You will soon hear plenty about Oriana Fallaci's new book The Rage and the Pride (Rizzoli), and you can read in the October issue of Commentary a remarkable narrative by Christopher Caldwell about the great stress it is causing European intellectuals. Long ago, Fallaci was a contributor to TNR and a personal friend. What we quarreled over, I do not remember. But I do remember that she was a hero to all of my progressive friends for tangling, in question-and-answer format, with the Shah, Henry Kissinger, and others. I suspect they will be much less happy with her latest work. Her controversial new feuilleton is not about Islam and Israel, although Israelis will understand its anger. It is about Islam and the West, Islam and modernity, Islam and joy and joylessness, Islam and curiosity, Islam and women. Her book is--how shall I put this?--idiosyncratically translated, idiosyncratically punctuated, and certainly idiosyncratically argued. It is extreme, and some of the extremes tarnish its message. But Fallaci was always willing to go to the edge, where truth borders on hysteria. That was her strength then, and it may be her strength now.
What the world is experiencing these days may not exactly be a clash of civilizations. But there is no doubt that large segments of the Islamic world are at war with the tolerance and liberalism of the West, with its curiosity and its learning. The warriors aim to demoralize the West and those--including those Muslims--who find Western ways to their liking. But the West still does not grasp the danger. European leaders blithely assume that mass Muslim immigration does not threaten Western values, and those who suggest otherwise--such as Holland's Pim Fortuyn--are derided and shunned.

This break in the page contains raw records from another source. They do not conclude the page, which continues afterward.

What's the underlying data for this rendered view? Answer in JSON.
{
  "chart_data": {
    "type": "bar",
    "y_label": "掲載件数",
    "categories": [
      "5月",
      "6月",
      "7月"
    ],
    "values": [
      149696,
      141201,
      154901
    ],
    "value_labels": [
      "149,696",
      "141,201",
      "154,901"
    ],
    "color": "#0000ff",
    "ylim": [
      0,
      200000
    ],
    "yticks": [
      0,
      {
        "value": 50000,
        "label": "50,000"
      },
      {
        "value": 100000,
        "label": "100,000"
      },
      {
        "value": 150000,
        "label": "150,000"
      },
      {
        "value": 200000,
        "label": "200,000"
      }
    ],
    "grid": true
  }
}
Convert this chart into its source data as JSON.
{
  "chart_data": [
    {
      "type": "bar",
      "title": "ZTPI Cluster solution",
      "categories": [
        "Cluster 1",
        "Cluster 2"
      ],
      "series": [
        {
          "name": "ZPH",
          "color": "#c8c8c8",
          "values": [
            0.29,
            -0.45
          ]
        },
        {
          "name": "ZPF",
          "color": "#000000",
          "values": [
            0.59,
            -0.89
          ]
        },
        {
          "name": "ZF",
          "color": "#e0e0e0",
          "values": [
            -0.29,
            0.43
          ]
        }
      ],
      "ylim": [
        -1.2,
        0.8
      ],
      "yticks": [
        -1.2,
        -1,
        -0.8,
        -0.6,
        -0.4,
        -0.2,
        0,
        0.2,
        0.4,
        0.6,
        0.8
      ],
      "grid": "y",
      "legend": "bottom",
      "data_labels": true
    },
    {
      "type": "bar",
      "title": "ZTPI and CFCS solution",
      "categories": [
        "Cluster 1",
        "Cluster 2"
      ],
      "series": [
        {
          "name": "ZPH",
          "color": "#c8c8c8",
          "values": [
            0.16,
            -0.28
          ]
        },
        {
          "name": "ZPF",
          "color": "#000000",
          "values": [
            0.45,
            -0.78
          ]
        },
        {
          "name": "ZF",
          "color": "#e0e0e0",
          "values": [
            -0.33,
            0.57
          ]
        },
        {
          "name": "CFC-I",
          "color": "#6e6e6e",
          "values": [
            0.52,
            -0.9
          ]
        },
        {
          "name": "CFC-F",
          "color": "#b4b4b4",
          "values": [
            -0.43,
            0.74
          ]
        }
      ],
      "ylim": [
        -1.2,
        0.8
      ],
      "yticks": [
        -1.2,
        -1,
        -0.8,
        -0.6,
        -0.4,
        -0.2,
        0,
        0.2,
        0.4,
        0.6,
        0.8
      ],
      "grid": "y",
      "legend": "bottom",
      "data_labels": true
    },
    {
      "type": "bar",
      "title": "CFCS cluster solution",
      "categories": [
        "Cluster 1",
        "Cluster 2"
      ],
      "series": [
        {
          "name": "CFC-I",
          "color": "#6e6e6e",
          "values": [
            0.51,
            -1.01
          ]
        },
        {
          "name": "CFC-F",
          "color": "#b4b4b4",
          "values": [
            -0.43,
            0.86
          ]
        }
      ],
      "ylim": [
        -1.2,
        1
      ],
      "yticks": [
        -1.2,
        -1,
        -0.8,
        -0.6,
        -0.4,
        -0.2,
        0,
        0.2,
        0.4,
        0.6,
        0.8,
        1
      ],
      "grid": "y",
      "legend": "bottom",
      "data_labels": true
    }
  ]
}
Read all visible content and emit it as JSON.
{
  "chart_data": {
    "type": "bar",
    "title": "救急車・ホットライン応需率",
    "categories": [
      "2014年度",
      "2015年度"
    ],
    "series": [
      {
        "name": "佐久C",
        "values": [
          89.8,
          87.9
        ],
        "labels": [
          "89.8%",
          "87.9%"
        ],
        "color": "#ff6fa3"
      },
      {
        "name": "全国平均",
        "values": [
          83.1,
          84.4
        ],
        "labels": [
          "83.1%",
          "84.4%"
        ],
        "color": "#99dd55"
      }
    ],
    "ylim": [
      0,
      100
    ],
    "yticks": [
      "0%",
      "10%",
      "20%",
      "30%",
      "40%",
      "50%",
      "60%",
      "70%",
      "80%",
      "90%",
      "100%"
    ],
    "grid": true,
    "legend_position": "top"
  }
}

I was reading The Rage and the Pride when I heard news of the nearly 200 dead in Bali, a confirmation of Fallaci's dread. This was not an attack on Jews or Americans but on Hindus and Christians, Australians and Europeans. It is not accidental, as the Marxists used to say, that the target was a nightclub--a place where people of different races and religions were dancing and drinking, lusting and even lovemaking. For these sins, as punishment to the sinners and as augury of the blazing sword to come, was the conflagration visited on Bali. This is not just a war between Islam and the Jews or Islam and the West. This is a war of cosmic losers against all that offends them. It is a war of zealot Muslims against everyone else. We are all feeling and fearing what Fallaci calls "the bad smell of a Holy War," a war with real weapons, and its consequence is incinerated flesh.
Martin Peretz is editor-in-chief of TNR.